Step 3: AI Capability Evaluation
We assess whether our current AI capabilities (specifically, the models deployed through MuXD – our hybrid LLM router) can reliably perform the task. MuXD intelligently routes requests to either local Ollama models (for speed and privacy, like our Llama3-based REOps agent on port 8005) or cloud-based Claude (for complex reasoning). We consider factors like:
- Accuracy: What's the expected error rate?
- Robustness: How well does the AI handle edge cases or noisy data?
- Explainability: Can the AI’s reasoning be understood and validated?
We use a “confidence score” based on these metrics, assigning a value between 0 and 1.
Step 4: Human Skillset Matching
For tasks where AI capability is insufficient, we identify the human skillset required. This isn't just about technical expertise; it’s about judgment, creativity, and ethical considerations. For instance, our fact-checking agent (part of the newsroom pipeline) can flag potentially misleading information, but a human editor (currently on port 8012) makes the final decision, leveraging nuanced understanding of context.
Step 5: Delegation Decision Matrix
This is where the rubber meets the road. We use a decision matrix combining the risk score (from Step 2) and the AI confidence score (from Step 3). A simplified example:
def determine_ownership(risk_score, ai_confidence):
if risk_score >= 4 and ai_confidence < 0.8:
return "Human"
elif risk_score >= 5:
return "Human"
elif ai_confidence >= 0.9:
return "AI"
else:
return "Human-in-the-Loop" # AI performs task, human reviews
The “Human-in-the-Loop” designation is critical. It signifies tasks where AI handles the initial processing, but a human provides oversight and validation. This is common in REOps, where CIPHER generates Ghidra project files (on port 8004), which are then reviewed by a human reverse engineer before being incorporated into our knowledge base.

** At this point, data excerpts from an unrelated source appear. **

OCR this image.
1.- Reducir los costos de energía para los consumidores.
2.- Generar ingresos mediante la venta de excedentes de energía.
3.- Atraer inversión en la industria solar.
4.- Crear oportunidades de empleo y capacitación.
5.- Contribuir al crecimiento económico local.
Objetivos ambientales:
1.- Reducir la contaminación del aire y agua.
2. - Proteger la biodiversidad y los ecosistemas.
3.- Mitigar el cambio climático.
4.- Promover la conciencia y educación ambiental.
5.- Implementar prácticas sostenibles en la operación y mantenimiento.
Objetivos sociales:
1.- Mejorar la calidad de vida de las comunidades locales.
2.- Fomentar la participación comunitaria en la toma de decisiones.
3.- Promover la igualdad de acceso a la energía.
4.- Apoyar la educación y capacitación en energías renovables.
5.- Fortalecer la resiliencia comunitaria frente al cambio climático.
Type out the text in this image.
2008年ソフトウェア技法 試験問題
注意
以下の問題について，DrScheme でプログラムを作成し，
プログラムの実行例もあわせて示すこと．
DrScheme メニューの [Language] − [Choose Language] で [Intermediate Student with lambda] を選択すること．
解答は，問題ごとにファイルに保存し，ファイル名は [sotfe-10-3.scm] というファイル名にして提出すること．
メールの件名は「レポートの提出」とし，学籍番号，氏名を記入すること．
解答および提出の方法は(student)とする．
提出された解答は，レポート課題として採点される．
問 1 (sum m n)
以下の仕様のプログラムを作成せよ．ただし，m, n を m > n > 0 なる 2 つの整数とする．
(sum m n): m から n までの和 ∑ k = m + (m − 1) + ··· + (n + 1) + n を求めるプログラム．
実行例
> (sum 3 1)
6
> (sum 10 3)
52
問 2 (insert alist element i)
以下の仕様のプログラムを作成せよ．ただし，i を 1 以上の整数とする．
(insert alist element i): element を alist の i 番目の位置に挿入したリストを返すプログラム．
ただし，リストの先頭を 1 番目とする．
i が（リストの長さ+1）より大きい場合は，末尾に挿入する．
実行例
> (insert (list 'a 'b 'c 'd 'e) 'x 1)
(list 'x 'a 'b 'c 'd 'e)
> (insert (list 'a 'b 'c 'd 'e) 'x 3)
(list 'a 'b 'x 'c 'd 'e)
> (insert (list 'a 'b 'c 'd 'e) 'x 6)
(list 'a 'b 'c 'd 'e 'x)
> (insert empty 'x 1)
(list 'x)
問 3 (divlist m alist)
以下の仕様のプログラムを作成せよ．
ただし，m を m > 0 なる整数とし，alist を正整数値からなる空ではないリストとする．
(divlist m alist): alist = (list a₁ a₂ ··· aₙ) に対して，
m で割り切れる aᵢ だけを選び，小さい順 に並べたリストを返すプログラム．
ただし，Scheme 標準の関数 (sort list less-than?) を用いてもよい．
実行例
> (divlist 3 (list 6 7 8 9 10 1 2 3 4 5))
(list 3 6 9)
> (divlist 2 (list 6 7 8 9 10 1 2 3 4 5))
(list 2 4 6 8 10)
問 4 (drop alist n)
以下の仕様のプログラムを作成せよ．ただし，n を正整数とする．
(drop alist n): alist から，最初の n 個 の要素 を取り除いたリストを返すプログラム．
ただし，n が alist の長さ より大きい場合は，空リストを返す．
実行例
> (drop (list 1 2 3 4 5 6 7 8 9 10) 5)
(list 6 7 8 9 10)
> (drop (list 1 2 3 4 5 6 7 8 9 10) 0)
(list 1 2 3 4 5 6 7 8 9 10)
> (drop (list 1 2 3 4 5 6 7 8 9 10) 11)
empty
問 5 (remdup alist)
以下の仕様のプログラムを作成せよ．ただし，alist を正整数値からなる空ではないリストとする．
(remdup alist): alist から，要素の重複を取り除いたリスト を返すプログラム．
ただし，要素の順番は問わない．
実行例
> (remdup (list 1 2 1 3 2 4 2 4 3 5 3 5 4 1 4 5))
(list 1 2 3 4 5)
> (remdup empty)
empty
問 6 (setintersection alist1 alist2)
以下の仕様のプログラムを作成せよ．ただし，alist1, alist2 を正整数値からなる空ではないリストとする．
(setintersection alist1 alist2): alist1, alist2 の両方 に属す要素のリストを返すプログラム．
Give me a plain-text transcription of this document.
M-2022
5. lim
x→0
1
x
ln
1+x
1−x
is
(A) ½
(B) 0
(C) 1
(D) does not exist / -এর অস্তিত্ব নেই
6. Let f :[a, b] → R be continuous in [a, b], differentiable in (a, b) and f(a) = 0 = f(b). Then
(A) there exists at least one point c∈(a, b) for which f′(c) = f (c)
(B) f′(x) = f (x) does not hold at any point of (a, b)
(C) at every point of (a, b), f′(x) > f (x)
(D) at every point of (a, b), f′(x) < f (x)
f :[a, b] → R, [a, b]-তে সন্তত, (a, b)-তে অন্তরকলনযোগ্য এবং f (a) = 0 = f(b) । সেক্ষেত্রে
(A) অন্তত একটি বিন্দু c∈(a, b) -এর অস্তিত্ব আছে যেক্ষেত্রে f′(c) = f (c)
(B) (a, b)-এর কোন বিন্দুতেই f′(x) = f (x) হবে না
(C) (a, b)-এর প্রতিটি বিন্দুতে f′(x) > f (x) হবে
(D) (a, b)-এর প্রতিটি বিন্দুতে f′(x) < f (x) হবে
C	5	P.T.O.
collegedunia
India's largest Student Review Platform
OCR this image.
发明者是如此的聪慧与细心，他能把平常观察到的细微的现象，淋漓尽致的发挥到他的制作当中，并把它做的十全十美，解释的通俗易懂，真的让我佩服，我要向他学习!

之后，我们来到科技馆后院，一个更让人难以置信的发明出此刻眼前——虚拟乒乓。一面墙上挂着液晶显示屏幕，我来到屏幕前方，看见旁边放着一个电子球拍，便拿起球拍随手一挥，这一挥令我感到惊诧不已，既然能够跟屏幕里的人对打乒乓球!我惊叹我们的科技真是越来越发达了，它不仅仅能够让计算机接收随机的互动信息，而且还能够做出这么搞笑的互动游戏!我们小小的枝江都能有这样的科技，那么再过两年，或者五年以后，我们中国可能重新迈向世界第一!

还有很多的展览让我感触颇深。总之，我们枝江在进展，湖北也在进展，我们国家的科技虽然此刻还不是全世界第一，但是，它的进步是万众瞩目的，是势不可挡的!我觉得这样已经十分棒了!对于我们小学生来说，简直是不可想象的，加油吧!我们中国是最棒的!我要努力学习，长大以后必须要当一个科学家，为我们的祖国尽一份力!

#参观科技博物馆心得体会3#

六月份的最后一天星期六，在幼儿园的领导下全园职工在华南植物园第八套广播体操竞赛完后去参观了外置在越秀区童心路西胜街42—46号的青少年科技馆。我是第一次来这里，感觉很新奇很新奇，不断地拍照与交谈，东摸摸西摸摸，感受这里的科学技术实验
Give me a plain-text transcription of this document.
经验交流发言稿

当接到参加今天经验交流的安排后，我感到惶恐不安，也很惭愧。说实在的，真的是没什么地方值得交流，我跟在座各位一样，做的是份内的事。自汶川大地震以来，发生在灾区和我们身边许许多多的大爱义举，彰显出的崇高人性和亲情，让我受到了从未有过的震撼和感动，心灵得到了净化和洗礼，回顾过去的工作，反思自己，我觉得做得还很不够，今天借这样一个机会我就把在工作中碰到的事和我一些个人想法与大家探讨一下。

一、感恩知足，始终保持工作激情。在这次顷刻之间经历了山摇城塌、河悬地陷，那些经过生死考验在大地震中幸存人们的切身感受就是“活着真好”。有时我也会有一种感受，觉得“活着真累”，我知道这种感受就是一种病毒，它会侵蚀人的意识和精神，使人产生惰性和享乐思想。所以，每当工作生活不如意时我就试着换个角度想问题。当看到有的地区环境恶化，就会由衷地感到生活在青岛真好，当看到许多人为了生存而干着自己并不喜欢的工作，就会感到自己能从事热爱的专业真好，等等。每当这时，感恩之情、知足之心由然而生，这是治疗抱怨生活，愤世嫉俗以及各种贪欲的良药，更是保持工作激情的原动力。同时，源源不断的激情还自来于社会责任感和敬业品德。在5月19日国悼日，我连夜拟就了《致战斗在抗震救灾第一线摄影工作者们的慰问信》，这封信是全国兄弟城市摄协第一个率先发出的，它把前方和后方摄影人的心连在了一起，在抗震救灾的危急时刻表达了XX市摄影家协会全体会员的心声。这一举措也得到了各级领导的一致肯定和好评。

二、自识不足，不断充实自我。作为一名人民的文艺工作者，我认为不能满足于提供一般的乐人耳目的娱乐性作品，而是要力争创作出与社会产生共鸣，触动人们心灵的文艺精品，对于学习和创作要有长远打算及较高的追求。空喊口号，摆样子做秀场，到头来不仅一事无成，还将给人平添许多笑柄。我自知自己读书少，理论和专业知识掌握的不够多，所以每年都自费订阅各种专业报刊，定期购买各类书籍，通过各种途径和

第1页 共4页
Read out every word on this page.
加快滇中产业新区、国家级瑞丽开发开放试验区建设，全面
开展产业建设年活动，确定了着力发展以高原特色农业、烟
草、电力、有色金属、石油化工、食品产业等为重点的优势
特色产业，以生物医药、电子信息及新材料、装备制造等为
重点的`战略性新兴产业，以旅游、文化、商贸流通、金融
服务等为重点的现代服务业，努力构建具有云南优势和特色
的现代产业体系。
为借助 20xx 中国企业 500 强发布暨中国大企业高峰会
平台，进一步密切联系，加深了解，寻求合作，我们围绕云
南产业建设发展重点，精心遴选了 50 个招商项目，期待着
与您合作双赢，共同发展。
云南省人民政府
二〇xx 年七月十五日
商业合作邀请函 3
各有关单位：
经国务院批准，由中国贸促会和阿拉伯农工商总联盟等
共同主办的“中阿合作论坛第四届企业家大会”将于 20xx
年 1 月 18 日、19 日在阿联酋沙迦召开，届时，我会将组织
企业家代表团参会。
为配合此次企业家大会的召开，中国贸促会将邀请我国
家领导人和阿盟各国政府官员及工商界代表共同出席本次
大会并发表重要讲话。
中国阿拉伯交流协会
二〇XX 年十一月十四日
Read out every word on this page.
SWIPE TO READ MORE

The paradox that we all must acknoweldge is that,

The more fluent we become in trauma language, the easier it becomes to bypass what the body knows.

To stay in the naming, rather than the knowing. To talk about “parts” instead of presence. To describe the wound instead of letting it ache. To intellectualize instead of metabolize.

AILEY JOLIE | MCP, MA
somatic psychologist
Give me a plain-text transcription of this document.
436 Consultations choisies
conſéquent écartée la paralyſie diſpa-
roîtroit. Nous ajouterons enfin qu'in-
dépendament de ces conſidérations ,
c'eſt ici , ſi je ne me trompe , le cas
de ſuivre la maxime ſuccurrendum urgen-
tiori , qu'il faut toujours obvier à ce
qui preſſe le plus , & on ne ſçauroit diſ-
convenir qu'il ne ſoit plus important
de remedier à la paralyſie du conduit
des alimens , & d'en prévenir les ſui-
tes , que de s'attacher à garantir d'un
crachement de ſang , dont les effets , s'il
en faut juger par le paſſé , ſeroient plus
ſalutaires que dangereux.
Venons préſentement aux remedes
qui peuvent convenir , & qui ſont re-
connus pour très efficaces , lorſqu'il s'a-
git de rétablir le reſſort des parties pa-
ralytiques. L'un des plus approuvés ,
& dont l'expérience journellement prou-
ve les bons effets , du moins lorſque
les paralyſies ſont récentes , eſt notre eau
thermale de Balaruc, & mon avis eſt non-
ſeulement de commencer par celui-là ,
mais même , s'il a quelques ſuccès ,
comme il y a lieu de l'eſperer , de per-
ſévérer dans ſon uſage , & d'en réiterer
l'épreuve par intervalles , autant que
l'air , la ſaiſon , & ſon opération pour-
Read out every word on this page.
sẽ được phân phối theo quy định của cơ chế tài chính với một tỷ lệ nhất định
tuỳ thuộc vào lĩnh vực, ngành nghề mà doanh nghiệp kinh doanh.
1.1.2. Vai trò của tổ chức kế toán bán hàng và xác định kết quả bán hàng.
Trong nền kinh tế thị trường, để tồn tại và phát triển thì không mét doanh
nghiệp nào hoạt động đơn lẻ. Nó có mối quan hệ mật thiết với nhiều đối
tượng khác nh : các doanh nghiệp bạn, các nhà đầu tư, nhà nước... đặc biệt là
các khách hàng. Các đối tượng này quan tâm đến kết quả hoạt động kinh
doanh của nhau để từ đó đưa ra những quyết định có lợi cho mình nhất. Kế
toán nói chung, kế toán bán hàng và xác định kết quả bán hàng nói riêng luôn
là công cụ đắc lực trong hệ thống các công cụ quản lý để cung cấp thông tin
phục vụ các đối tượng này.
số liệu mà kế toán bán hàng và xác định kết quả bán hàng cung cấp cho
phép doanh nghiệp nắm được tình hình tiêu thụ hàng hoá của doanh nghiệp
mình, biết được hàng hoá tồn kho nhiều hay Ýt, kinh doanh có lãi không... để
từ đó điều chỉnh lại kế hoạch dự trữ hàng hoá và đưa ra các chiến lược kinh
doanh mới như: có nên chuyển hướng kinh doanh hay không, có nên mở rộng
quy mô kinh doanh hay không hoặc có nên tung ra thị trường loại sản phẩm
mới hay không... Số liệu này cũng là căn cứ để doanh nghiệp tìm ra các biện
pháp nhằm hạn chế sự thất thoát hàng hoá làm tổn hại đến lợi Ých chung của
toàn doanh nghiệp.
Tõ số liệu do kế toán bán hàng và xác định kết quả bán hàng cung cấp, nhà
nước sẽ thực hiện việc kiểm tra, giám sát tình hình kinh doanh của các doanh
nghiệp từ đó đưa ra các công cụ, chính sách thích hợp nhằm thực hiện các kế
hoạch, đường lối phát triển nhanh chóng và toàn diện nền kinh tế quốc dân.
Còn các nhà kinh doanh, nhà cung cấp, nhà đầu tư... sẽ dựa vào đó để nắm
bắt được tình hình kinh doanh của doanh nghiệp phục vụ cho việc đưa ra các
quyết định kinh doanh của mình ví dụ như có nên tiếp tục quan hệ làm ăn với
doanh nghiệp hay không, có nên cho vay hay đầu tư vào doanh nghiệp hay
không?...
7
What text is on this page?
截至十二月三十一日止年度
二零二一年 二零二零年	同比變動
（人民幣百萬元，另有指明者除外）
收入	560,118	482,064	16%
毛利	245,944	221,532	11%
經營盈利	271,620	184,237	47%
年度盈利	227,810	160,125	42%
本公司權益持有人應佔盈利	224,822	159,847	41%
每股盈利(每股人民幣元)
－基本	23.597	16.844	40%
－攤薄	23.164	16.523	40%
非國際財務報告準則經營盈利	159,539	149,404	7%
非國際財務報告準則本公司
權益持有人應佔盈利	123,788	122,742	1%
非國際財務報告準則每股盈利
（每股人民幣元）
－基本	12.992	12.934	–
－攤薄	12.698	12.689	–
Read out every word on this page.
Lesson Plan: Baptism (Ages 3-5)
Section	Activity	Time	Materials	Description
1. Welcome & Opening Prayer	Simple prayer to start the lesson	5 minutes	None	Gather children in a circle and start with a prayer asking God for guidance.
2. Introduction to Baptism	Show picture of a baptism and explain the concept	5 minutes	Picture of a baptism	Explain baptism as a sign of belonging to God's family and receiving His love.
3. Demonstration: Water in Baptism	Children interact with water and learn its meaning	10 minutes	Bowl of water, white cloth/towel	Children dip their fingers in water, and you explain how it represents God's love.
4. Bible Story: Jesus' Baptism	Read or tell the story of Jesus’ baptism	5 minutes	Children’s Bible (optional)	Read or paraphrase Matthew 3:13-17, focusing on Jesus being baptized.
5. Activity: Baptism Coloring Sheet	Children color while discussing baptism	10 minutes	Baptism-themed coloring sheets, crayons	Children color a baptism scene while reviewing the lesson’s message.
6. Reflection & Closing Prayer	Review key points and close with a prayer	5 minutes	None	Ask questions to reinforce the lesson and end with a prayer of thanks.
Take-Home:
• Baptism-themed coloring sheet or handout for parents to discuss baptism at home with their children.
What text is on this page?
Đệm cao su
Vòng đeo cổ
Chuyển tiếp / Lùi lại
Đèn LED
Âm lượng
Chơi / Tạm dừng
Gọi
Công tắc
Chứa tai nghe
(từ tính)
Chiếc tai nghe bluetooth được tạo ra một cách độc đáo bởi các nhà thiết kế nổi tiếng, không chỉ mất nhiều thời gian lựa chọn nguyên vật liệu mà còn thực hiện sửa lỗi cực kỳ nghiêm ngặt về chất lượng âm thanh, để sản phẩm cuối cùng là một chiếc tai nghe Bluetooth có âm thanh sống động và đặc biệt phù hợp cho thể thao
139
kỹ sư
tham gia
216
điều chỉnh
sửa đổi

Step 6: Monitoring & Feedback Loop
Delegation isn’t a one-time decision. We continuously monitor the performance of both AI and human agents. We track metrics like task completion time, error rates, and human override frequency. This data feeds back into the AI capability evaluation (Step 3), refining the confidence scores and informing future delegation decisions. Our battle rhythm of 26 autonomous agents includes dedicated “monitoring” agents that specifically track these KPIs.
Step 7: Transparency & Provenance (SHA-256 Signing)
Regardless of who performs a task, we maintain a complete audit trail. Every action is logged and cryptographically signed with SHA-256, ensuring provenance and accountability. This is particularly important in CoreOps, where even minor modifications to cyber-physical systems can have significant consequences. We use this provenance data for incident response and to demonstrate compliance with AI governance principles – a core focus of our COMET domain.
Lessons Learned & Future Directions
Building COMET has been a challenging but incredibly rewarding experience. The biggest lesson? Don't overcomplicate things initially. Start with a simplified framework and iterate based on real-world data. We initially tried to automate too much, leading to increased errors and decreased trust. Focusing on *appropriate* delegation, informed by rigorous risk assessment and continuous monitoring, has been key.
Looking ahead, we’re exploring techniques for dynamic delegation – adjusting task ownership in real-time based on changing conditions. We’re also investigating the use of reinforcement learning to train the delegation decision matrix itself, optimizing for both efficiency and safety. The goal isn’t to eliminate humans, but to empower them to focus on the things they do best, augmenting their abilities with the power of AI.